Comment 41 for bug 1273524

Gunnar Hjalmarsson (gunnarhj) wrote :

I made a couple of observations which may or may not be useful.

When starting a guest session in Lubuntu, these lines show up in lightdm.log:

[+36.45s] DEBUG: Seat seat0 changes active session to
[+36.45s] CRITICAL: session_get_login1_session_id: assertion 'session != NULL' failed

They are not present when starting a guest session in Ubuntu. Please see attachment for context.

The "Seat seat0 changes active session to " message is written by login1_active_session_changed_cb() in src/lightdm.c. Apparently the session ID isn't passed correctly to that function.

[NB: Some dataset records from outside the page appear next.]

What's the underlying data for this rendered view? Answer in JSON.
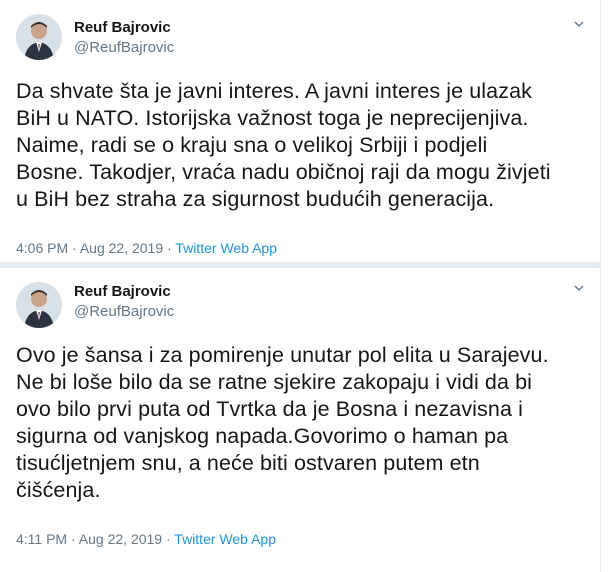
{
  "tweets": [
    {
      "author_name": "Reuf Bajrovic",
      "author_handle": "@ReufBajrovic",
      "text": "Da shvate šta je javni interes. A javni interes je ulazak\nBiH u NATO. Istorijska važnost toga je neprecijenjiva.\nNaime, radi se o kraju sna o velikoj Srbiji i podjeli\nBosne. Takodjer, vraća nadu običnoj raji da mogu živjeti\nu BiH bez straha za sigurnost budućih generacija.",
      "time": "4:06 PM",
      "date": "Aug 22, 2019",
      "separator": "·",
      "source": "Twitter Web App",
      "caret_icon": "chevron-down-icon"
    },
    {
      "author_name": "Reuf Bajrovic",
      "author_handle": "@ReufBajrovic",
      "text": "Ovo je šansa i za pomirenje unutar pol elita u Sarajevu.\nNe bi loše bilo da se ratne sjekire zakopaju i vidi da bi\novo bilo prvi puta od Tvrtka da je Bosna i nezavisna i\nsigurna od vanjskog napada.Govorimo o haman pa\ntisućljetnjem snu, a neće biti ostvaren putem etn\nčišćenja.",
      "time": "4:11 PM",
      "date": "Aug 22, 2019",
      "separator": "·",
      "source": "Twitter Web App",
      "caret_icon": "chevron-down-icon"
    }
  ],
  "colors": {
    "text": "#14171a",
    "secondary": "#657786",
    "link": "#1b95e0",
    "divider": "#e6ecf0"
  }
}
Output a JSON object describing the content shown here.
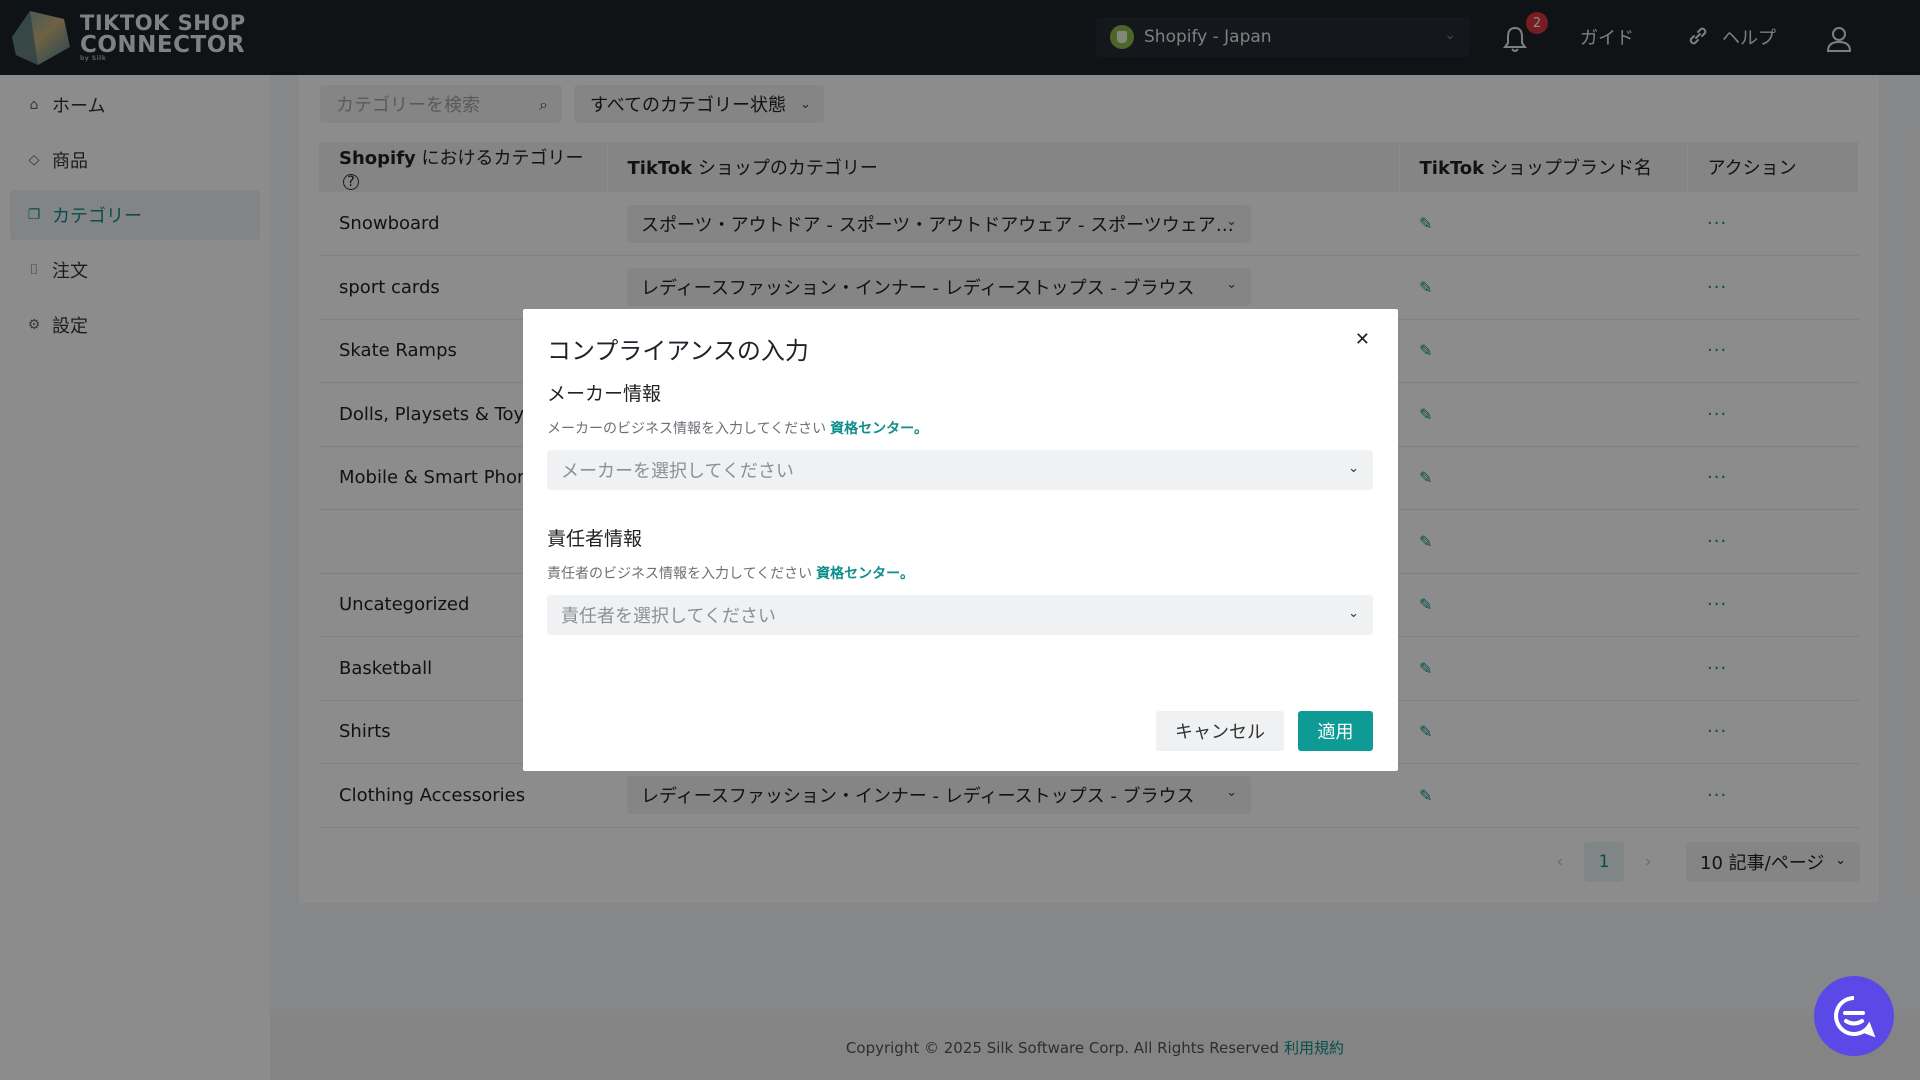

Another thing I noticed is that the "no session for pid ..." message does not appear if I make this change:

--- /etc/apparmor.d/abstractions/lightdm.orig
+++ /etc/apparmor.d/abstractions/lightdm
@@ -54,7 +54,7 @@
   @{PROC}/ati rm,
   @{PROC}/ati/** rm,
   @{PROC}/sys/vm/overcommit_memory r,
- owner @{PROC}/** rm,
+ @{PROC}/** rm,
   # needed for gnome-keyring-daemon
   @{PROC}/*/status r,
   # needed for bamfdaemon and utilities such as ps and killall

But that would give the guest user access to everything in the /proc directory, also processes which are owned by other users. Probably not a good idea from a security POV.